HEC RAS Dam Break

[jdelliott]

I am in the process of running my first nonsteady state HEC RAS (4.1.0) model for a small DAM BREACH. This is an in stream detention pond with low baseflow (roughly 2 cfs). I am trying to develop a sunny day breach at full pool. The model functions well under steady state and I have developed a number of boundary and initial conditions with the steady state model at 5 cfs. However, the output of the nonsteady state model demonstrates large fluctuations in the energy grade line while under boundary conditions, and once the DAM BREACH is initiated and boundary conditions are removed the water surface elevations are highly suspect. I have tried a variety of scenarios, but nothing thus far has resulted in reliable results. I am in the process of trouble shooting. Depending on the computation interval, the model also commonly goes unstable after the breach. Any advice would be greatly appreciated.

 

[Drew08]

The best advice is to forget everything you know about steady-state modeling. Unsteady-state breach modeling is a whole different animal.

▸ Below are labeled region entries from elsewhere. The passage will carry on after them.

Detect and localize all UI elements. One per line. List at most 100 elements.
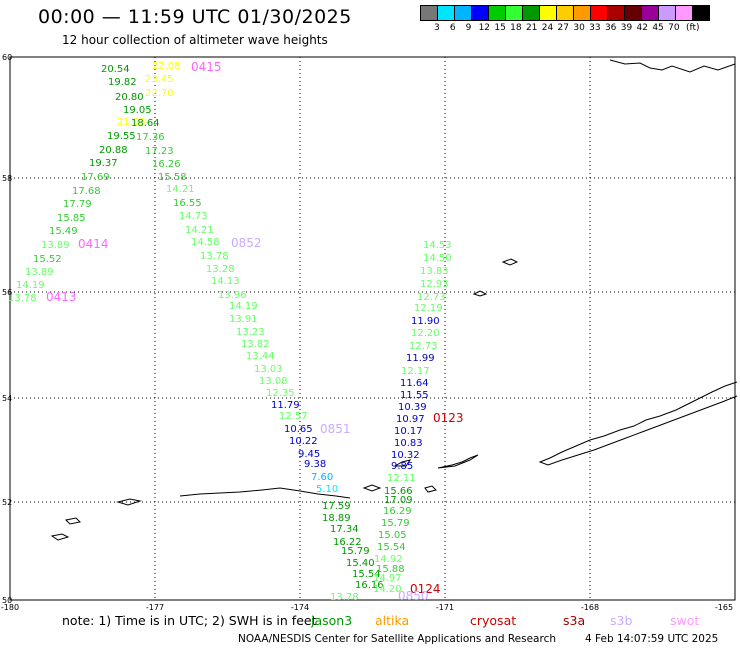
lon-label: -174	[291, 603, 309, 612]
swh-value: 15.88	[376, 564, 405, 575]
swh-value: 12.73	[409, 341, 438, 352]
swh-value: 14.92	[374, 554, 403, 565]
lat-label: 52	[2, 498, 12, 507]
swh-value: 13.08	[259, 376, 288, 387]
island-west-3	[116, 498, 142, 506]
mission-jason3: jason3	[311, 613, 353, 628]
swh-value: 17.59	[322, 501, 351, 512]
swh-value: 22.08	[152, 61, 181, 72]
swh-value: 14.50	[423, 253, 452, 264]
lon-label: -168	[581, 603, 599, 612]
page-title: 00:00 — 11:59 UTC 01/30/2025	[38, 6, 352, 28]
swh-value: 10.83	[394, 438, 423, 449]
scale-label: 9	[465, 23, 472, 33]
scale-label: 30	[573, 23, 585, 33]
swh-value: 20.54	[101, 64, 130, 75]
swh-value: 14.19	[16, 280, 45, 291]
swh-value: 15.52	[33, 254, 62, 265]
scale-label: 45	[652, 23, 664, 33]
swh-value: 12.20	[411, 328, 440, 339]
mission-swot: swot	[670, 613, 700, 628]
swh-value: 10.32	[391, 450, 420, 461]
swh-value: 10.17	[394, 426, 423, 437]
island-west-2	[64, 517, 82, 525]
swh-value: 16.55	[173, 198, 202, 209]
swh-value: 11.90	[411, 316, 440, 327]
swh-value: 17.69	[81, 172, 110, 183]
color-scale-legend: 3 6 9 12 15 18 21 24 27 30 33 36 39 42 45 70 (ft)	[420, 5, 710, 33]
scale-label: 18	[510, 23, 522, 33]
swh-value: 14.13	[211, 276, 240, 287]
lat-label: 50	[2, 596, 12, 605]
swh-value: 13.82	[241, 339, 270, 350]
scale-label: 21	[525, 23, 538, 33]
scale-label: 42	[636, 23, 648, 33]
island-small-1	[362, 484, 382, 492]
swh-value: 13.89	[25, 267, 54, 278]
scale-label: 24	[541, 23, 554, 33]
alaska-coast	[609, 59, 736, 73]
lon-label: -180	[1, 603, 19, 612]
swh-value: 12.93	[420, 279, 449, 290]
swh-value: 19.82	[108, 77, 137, 88]
swh-value: 12.73	[417, 292, 446, 303]
swh-value: 14.97	[373, 573, 402, 584]
swh-value: 14.58	[191, 237, 220, 248]
island-small-2	[501, 258, 519, 266]
swh-value: 17.68	[72, 186, 101, 197]
swh-value: 10.97	[396, 414, 425, 425]
scale-swatches	[420, 5, 710, 21]
swh-value: 15.54	[377, 542, 406, 553]
scale-label: 39	[620, 23, 633, 33]
swh-value: 10.39	[398, 402, 427, 413]
island-east	[437, 454, 479, 469]
swh-value: 15.79	[381, 518, 410, 529]
swh-value: 16.29	[383, 506, 412, 517]
swh-value: 13.03	[254, 364, 283, 375]
lon-label: -165	[715, 603, 733, 612]
swh-value: 14.73	[179, 211, 208, 222]
island-small-3	[472, 290, 488, 297]
scale-label: 3	[434, 23, 440, 33]
swh-value: 21.93	[117, 117, 146, 128]
swh-value: 13.44	[246, 351, 275, 362]
pass-time-label: 0852	[231, 236, 262, 250]
scale-label: 33	[589, 23, 601, 33]
swh-value: 14.19	[229, 301, 258, 312]
map-frame	[9, 56, 736, 601]
scale-label: 70	[668, 23, 680, 33]
swh-value: 13.91	[229, 314, 258, 325]
swh-value: 13.28	[206, 264, 235, 275]
swh-value: 12.17	[401, 366, 430, 377]
footer-note: note: 1) Time is in UTC; 2) SWH is in fe…	[62, 613, 317, 628]
lat-label: 58	[2, 174, 12, 183]
lat-label: 56	[2, 288, 12, 297]
generated-timestamp: 4 Feb 14:07:59 UTC 2025	[585, 633, 719, 645]
swh-value: 7.60	[311, 472, 333, 483]
swh-value: 12.11	[387, 473, 416, 484]
swh-value: 16.26	[152, 159, 181, 170]
swh-value: 15.49	[49, 226, 78, 237]
swh-value: 18.64	[131, 118, 160, 129]
swh-value: 11.64	[400, 378, 429, 389]
pass-time-label: 0850	[398, 589, 429, 603]
swh-value: 17.34	[330, 524, 359, 535]
swh-value: 13.89	[41, 240, 70, 251]
scale-label: 27	[557, 23, 569, 33]
swh-value: 23.45	[145, 74, 174, 85]
swh-value: 16.16	[355, 580, 384, 591]
swh-value: 14.53	[423, 240, 452, 251]
swh-value: 13.78	[330, 592, 359, 603]
mission-altika: altika	[375, 613, 410, 628]
swh-value: 19.55	[107, 131, 136, 142]
credit-line: NOAA/NESDIS Center for Satellite Applica…	[238, 633, 556, 645]
alaska-peninsula	[538, 381, 738, 466]
swh-value: 17.23	[145, 146, 174, 157]
swh-value: 22.70	[145, 88, 174, 99]
swh-value: 19.05	[123, 105, 152, 116]
swh-value: 17.36	[136, 132, 165, 143]
swh-value: 13.83	[420, 266, 449, 277]
swh-value: 10.22	[289, 436, 318, 447]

Unsteady-state models hate sudden changes between sections and over time, so some generalizations need to be made. Here are a few suggestions to start with:

1. Channel profile is too variable, average out the longitudinal slopes.
2. Manning’s numbers are too high (0.8?) and too variable, find an average characteristic Manning’s reach wide.
3. Time step is too long (1 hour). Time step should be <1/20 of the rising limb of the hydrograph (<1 minute, <10 seconds is more typical).
4. Initial flow (5cfs) and corresponding initial depth is too low. Try higher flows (50 cfs is a good starting point). As long as initial flow is <10% of peak, the model is still valid, though some states have a maximum initial flow rule.
5. Section spacing might be too large for a few sections (<200 feet is typical). Use interpolates were necessary.
6. An upstream constant inflow hydrograph is needed at the upstream boundary equal to the initial condition.

 

[jdelliott]

Thank you for those suggestions. I am working through them and will let you know.

I have tried to model this by both placing a lateral structure in front of cross sections and with a storage area. Under both scenarios, the water surface tends to elevate at extremes well above the dam height. This occurs right at the dam and continues upstream. This then appears to lead to a surplus of energy and causes numerous problems. Does anyone have an explanation for this? Or more importantly a solution?

Thank you for your help,

 

[Drew08]

Extreme results are from a computational instability, which can be cause by virtually anything. There is usually no one silver bullet for cause and effect. One common instance is a zero depth situation. One extreme causes another. See item 6 above. With downstream discharge occurring without upstream inflow, the system is running dry. I’m sorry to say that trouble shooting an unstable breach model is well outside the scope of what can be addressed in a few typed paragraphs.

Good luck.

 

[jdelliott]

We got the model to run by generating the breach flows in HMS, applying them to the basin, following your guidance, and a great deal of trouble shooting. The results seem realistic. For an unknown reason, the versions of the HEC-RAS model that include the Pond and Dam never wanted to work properly. Thanks again for your help. We have what we need for the project, but I'm still interested to learn why the model has additional problems when the pond is included. It does not seem that HEC RAS should be concerned with all of the potential energy of the water behind the dam, until it breaks and turns kinetic. However, it has my curiosity because these versions of the model reports unrealistic flow depths and energies even under high base flows.